Natural Rationality | decision-making in the economy of nature

4/28/08

Dan Ariely on Understanding the Logic Behind Illogical Decisions

Found on the American Association Management website: a podcast on behavioral economics


Dan Ariely on Understanding the Logic Behind Illogical Decisions

An MIT professor discovers that people tend to behave irrationally in a predictable fashion.

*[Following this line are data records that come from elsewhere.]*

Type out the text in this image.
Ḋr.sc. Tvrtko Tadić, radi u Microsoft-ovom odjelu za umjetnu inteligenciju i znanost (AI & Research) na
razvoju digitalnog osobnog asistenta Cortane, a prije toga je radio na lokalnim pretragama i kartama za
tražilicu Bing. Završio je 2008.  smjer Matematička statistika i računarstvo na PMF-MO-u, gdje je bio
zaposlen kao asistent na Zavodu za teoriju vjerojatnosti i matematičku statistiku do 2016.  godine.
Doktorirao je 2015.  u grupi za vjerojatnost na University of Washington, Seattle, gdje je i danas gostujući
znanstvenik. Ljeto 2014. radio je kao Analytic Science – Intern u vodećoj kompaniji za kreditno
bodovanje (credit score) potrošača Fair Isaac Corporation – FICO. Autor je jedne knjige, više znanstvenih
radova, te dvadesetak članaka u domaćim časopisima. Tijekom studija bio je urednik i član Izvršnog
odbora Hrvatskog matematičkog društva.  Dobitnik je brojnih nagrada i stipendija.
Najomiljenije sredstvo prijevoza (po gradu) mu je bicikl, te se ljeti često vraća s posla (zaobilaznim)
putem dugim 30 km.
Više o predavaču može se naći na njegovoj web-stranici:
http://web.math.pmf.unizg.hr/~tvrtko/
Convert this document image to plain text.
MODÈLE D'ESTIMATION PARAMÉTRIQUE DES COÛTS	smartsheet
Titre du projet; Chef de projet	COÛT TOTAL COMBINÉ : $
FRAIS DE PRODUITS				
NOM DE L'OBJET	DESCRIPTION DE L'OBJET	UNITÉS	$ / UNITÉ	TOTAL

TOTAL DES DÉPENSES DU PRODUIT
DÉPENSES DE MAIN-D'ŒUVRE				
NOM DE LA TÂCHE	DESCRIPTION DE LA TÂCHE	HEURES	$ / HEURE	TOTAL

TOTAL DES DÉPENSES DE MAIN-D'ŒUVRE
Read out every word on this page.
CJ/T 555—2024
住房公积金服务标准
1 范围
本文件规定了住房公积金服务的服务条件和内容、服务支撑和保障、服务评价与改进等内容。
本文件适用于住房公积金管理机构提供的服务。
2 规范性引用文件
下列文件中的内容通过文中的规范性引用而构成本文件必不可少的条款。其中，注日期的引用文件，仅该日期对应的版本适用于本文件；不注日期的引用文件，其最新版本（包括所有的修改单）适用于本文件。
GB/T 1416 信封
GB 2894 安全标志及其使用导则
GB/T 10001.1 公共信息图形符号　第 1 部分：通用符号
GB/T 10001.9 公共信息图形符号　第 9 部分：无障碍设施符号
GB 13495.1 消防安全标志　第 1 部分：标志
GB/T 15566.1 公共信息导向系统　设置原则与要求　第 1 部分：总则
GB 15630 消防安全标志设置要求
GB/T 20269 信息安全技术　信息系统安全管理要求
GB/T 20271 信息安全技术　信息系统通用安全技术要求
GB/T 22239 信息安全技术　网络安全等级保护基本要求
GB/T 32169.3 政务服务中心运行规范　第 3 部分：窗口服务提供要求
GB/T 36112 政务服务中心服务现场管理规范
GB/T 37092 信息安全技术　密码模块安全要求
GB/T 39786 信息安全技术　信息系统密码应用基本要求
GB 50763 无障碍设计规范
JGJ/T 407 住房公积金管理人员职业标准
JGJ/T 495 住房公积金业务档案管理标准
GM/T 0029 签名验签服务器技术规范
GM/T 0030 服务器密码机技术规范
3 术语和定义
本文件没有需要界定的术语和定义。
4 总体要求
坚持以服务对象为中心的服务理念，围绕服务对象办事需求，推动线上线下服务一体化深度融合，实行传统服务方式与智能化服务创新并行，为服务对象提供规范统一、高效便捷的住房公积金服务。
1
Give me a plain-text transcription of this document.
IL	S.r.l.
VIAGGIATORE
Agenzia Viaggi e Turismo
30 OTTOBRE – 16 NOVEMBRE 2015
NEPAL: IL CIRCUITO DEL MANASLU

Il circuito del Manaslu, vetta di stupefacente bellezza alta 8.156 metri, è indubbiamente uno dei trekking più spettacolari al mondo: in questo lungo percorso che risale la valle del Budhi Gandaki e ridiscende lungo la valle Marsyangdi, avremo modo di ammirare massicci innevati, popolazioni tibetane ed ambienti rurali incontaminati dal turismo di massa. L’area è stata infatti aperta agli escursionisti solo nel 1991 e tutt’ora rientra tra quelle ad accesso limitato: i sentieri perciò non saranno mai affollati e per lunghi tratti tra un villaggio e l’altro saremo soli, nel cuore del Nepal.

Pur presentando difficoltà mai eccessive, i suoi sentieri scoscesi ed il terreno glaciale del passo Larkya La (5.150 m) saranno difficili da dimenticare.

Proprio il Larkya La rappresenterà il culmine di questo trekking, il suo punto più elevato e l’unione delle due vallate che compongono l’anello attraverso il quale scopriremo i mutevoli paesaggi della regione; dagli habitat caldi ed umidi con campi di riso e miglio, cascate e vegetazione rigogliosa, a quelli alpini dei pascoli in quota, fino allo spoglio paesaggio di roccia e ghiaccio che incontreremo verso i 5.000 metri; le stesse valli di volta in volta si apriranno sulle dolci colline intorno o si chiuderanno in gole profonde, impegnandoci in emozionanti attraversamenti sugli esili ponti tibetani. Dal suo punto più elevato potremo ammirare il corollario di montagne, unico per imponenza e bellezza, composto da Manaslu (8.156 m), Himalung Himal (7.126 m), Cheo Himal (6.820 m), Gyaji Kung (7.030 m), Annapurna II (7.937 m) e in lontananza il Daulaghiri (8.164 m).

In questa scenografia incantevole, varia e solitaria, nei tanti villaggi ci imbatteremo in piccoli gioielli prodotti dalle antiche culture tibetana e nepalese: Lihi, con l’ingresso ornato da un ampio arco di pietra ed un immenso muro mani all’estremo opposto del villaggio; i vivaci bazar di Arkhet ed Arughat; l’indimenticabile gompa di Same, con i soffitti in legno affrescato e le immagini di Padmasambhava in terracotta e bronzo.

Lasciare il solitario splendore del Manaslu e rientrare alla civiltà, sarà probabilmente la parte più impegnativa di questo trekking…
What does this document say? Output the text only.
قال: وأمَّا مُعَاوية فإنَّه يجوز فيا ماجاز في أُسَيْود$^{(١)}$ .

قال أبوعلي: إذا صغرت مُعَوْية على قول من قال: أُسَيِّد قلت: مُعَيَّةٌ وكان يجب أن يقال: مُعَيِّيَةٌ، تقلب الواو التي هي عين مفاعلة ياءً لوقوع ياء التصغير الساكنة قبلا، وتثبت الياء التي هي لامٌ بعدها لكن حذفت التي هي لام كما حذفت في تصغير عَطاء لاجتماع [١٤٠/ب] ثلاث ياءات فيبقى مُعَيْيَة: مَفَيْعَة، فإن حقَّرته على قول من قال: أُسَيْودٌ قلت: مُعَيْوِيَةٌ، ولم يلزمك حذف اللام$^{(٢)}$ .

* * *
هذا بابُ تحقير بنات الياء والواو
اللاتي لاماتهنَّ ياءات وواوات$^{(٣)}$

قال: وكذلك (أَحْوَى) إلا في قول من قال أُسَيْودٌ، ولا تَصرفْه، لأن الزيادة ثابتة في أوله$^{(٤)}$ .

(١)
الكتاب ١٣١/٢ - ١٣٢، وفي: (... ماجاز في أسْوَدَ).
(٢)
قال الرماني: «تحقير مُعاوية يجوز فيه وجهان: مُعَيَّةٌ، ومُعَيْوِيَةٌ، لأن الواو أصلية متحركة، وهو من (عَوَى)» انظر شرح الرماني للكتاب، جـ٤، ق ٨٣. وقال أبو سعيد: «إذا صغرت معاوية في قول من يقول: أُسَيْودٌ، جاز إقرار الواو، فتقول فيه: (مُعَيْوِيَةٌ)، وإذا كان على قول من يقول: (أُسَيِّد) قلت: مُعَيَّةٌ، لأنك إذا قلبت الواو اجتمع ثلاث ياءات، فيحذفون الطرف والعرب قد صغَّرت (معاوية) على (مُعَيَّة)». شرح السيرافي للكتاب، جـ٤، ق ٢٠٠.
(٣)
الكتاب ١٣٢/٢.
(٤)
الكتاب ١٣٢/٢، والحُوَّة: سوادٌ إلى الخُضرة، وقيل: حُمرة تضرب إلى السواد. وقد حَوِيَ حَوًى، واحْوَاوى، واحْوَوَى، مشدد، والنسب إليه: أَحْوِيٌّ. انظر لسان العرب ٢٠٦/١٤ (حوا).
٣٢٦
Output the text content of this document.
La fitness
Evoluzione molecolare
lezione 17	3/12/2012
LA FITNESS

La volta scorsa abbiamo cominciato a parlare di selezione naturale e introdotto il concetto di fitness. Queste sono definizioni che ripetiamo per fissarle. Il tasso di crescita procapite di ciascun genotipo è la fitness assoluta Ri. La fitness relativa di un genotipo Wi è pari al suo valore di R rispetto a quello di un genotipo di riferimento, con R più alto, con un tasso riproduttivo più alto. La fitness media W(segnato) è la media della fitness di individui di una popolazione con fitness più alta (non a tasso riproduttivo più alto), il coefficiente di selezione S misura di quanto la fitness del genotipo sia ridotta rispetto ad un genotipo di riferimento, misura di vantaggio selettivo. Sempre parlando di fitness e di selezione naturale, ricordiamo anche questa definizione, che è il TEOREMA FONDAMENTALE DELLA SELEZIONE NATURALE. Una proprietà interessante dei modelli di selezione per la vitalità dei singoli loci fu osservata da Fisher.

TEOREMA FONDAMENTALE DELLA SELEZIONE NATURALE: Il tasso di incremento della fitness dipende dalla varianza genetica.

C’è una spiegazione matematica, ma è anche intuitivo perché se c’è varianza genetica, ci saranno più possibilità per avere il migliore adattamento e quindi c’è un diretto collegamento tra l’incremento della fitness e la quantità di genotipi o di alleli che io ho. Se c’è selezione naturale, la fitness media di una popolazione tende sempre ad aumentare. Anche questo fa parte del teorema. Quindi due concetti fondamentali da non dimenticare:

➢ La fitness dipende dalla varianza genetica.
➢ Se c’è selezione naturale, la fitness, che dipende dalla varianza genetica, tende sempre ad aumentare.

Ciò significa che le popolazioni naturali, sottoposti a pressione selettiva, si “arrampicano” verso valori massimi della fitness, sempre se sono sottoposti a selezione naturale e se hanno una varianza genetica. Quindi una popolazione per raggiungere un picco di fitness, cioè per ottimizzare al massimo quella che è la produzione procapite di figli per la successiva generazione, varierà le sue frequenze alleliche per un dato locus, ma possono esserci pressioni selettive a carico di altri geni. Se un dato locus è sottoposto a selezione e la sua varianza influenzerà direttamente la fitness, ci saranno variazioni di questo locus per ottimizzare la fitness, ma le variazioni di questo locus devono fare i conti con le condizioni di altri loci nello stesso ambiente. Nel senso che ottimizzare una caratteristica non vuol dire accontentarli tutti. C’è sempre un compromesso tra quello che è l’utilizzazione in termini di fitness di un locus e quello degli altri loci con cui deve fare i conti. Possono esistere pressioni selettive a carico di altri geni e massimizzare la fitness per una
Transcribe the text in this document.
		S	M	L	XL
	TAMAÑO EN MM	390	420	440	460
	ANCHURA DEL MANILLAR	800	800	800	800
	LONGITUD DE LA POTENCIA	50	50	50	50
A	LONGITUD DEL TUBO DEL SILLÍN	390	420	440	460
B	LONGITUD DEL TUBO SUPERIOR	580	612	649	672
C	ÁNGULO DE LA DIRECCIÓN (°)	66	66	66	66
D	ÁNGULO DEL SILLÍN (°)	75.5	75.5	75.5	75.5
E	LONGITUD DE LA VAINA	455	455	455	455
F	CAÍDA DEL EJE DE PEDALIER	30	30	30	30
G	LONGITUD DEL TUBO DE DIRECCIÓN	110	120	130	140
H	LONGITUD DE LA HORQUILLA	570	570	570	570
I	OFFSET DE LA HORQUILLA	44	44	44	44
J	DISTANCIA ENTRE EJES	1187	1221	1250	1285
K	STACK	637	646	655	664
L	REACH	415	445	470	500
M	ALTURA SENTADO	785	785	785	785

April 18, 2008 / Podcast # 08-16

Dan Ariely

Irrational behavior is a part of human nature, but as MIT professor Dan Ariely has discovered in 20 years of researching behavioral economics, people tend to behave irrationally in a predictable fashion. Drawing on psychology and economics, behavioral economics can show us why cautious people make poor decisions about sex when aroused, why patients get greater relief from a more expensive drug over its cheaper counterpart and why honest people may steal office supplies or communal food, but not money. According to Ariely’s new book Predictably Irrational, our understanding of economics, now based on the assumption of a rational subject, should, in fact, be based on our systematic, unsurprising irrationality. Ariely argues that greater understanding of previously ignored or misunderstood forces (emotions, relativity and social norms) that influence our economic behavior brings a variety of opportunities for reexamining individual motivation and consumer choice, as well as economic and educational policy.